Gotcha of the Day: Finding the source of SPAM from a WordPress install

One of my clients who runs WordPress reached out to me earlier: they had received notification that they're system was sending out SPAM. D'oh. I helped them do the usual fixes: update WordPress and plugins, change passwords, and double check the security scanner they had in place to see if there were any other know issues.

While poking around for a possible lead to the cause of their issue I came across this post: Tracing Spam from PHP Scripts. The very short version of the post is this:

If you set mail.log in php.ini to a webserver writeable path, all calls to mail(...) will be logged for you.

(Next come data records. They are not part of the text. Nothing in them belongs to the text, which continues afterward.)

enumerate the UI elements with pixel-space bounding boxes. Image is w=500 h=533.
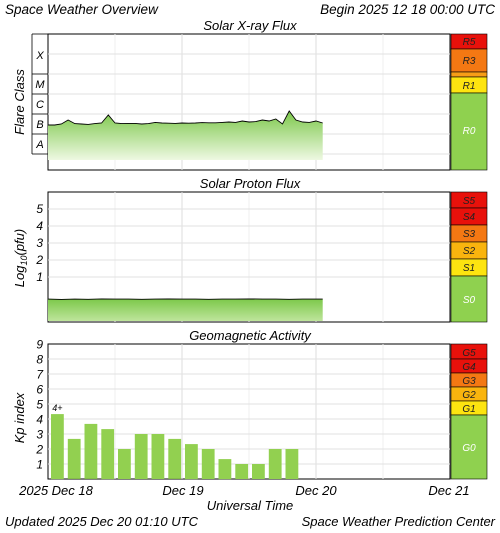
kp-bar bbox=[51, 414, 64, 480]
kp-bar bbox=[118, 449, 131, 479]
kp-bar bbox=[101, 429, 115, 480]
proton-grid bbox=[48, 192, 450, 322]
scale-s0-label: S0 bbox=[463, 295, 476, 306]
scale-s4-label: S4 bbox=[463, 212, 476, 223]
scale-g0-label: G0 bbox=[462, 443, 476, 454]
begin-time: Begin 2025 12 18 00:00 UTC bbox=[320, 2, 495, 17]
xray-tick-m: M bbox=[35, 79, 45, 91]
scale-g1-label: G1 bbox=[462, 404, 475, 415]
scale-g5-label: G5 bbox=[462, 348, 476, 359]
kp-bar bbox=[151, 434, 165, 479]
proton-flux-line bbox=[47, 298, 323, 300]
kp-bar bbox=[285, 449, 299, 479]
proton-tick-2: 2 bbox=[35, 253, 43, 267]
proton-tick-5: 5 bbox=[36, 202, 43, 216]
xray-tick-a: A bbox=[35, 139, 43, 151]
kp-tick-9: 9 bbox=[36, 338, 43, 352]
proton-ylabel: Log10(pfu) bbox=[12, 229, 29, 287]
xray-title: Solar X-ray Flux bbox=[203, 18, 297, 33]
kp-title: Geomagnetic Activity bbox=[189, 328, 312, 343]
proton-tick-4: 4 bbox=[36, 219, 43, 233]
geomagnetic-storm-scale: G5 G4 G3 G2 G1 G0 bbox=[450, 343, 488, 480]
scale-g4-label: G4 bbox=[462, 362, 476, 373]
proton-tick-3: 3 bbox=[36, 236, 43, 250]
scale-s3-label: S3 bbox=[463, 229, 476, 240]
x-tick-dec21: Dec 21 bbox=[428, 483, 469, 498]
proton-plot: 5 4 3 2 1 bbox=[35, 191, 451, 323]
scale-s0 bbox=[450, 275, 488, 323]
kp-tick-8: 8 bbox=[36, 353, 43, 367]
xray-plot: X M C B A bbox=[31, 33, 451, 171]
scale-g2-label: G2 bbox=[462, 390, 476, 401]
scale-r3-label: R3 bbox=[463, 56, 476, 67]
scale-s5-label: S5 bbox=[463, 196, 476, 207]
updated-time: Updated 2025 Dec 20 01:10 UTC bbox=[5, 514, 199, 529]
scale-g0 bbox=[450, 414, 488, 480]
scale-r2 bbox=[450, 71, 488, 78]
kp-bars bbox=[51, 414, 299, 480]
scale-g3-label: G3 bbox=[462, 376, 476, 387]
radiation-storm-scale: S5 S4 S3 S2 S1 S0 bbox=[450, 191, 488, 323]
scale-s2-label: S2 bbox=[463, 246, 476, 257]
scale-s1-label: S1 bbox=[463, 263, 475, 274]
kp-bar bbox=[84, 423, 98, 479]
kp-tick-1: 1 bbox=[36, 458, 43, 472]
kp-bar bbox=[218, 459, 232, 480]
kp-ylabel: Kp index bbox=[12, 392, 27, 443]
scale-r0-label: R0 bbox=[463, 126, 476, 137]
x-tick-dec18: 2025 Dec 18 bbox=[18, 483, 93, 498]
kp-annotation: 4+ bbox=[52, 403, 62, 413]
kp-bar bbox=[168, 438, 182, 479]
kp-bar bbox=[134, 434, 148, 479]
kp-bar bbox=[201, 449, 215, 479]
scale-r1-label: R1 bbox=[463, 81, 476, 92]
x-tick-dec19: Dec 19 bbox=[162, 483, 203, 498]
proton-tick-1: 1 bbox=[36, 270, 43, 284]
xray-class-bands bbox=[31, 33, 48, 155]
page-title: Space Weather Overview bbox=[5, 2, 159, 17]
kp-tick-3: 3 bbox=[36, 428, 43, 442]
scale-r5-label: R5 bbox=[463, 37, 476, 48]
xray-ylabel: Flare Class bbox=[12, 69, 27, 135]
radio-blackout-scale: R5 R3 R1 R0 bbox=[450, 33, 488, 171]
xray-tick-x: X bbox=[35, 50, 44, 62]
kp-bar bbox=[185, 444, 198, 480]
x-axis-label: Universal Time bbox=[207, 498, 294, 513]
kp-tick-6: 6 bbox=[36, 383, 43, 397]
kp-tick-2: 2 bbox=[35, 443, 43, 457]
xray-flux-line bbox=[48, 110, 323, 126]
x-tick-dec20: Dec 20 bbox=[295, 483, 337, 498]
kp-tick-5: 5 bbox=[36, 398, 43, 412]
scale-r0 bbox=[450, 92, 488, 171]
kp-grid bbox=[48, 344, 450, 479]
xray-tick-b: B bbox=[36, 119, 43, 131]
kp-bar bbox=[235, 464, 249, 479]
kp-tick-4: 4 bbox=[36, 413, 43, 427]
x-axis: 2025 Dec 18 Dec 19 Dec 20 Dec 21 Univers… bbox=[18, 483, 469, 513]
kp-bar bbox=[67, 438, 81, 479]
kp-bar bbox=[252, 464, 265, 479]
proton-flux-area bbox=[48, 298, 323, 321]
swpc-credit: Space Weather Prediction Center bbox=[302, 514, 496, 529]
proton-title: Solar Proton Flux bbox=[200, 176, 301, 191]
kp-tick-7: 7 bbox=[36, 368, 44, 382]
xray-tick-c: C bbox=[36, 99, 44, 111]
kp-bar bbox=[268, 449, 282, 479]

I set this up and as the author Eric promised, a few hours later I saw entries like these:

mail() on [/var/www/vhosts/somehost.com/wp-content/uploads/2012/07/alias.php:2]: \
  To: xxx@yahoo.com -- Headers: From: "XXX XXX"  ... \
  Content-Type: text/html; charset="iso-8859-1"  Content-Transfer-Encoding: 8bit

And just like that, I knew where to find the malicious script in question. A quick search under uploads yielded 3 .php files, all filled with malicious code.

This Whack-a-Mole approach, of course, isn't sustainable long term. I've already suggested that this organization sign up with sucuri, as I've had great success in having them finding and fixing WordPress issues (one memorable occasion happened on Christmas Day, no less). But to actually witness this attack in action is pretty sweet; and all through a simple config file tweak no less.

mail.log is definitely my new SPAM stopping best friend.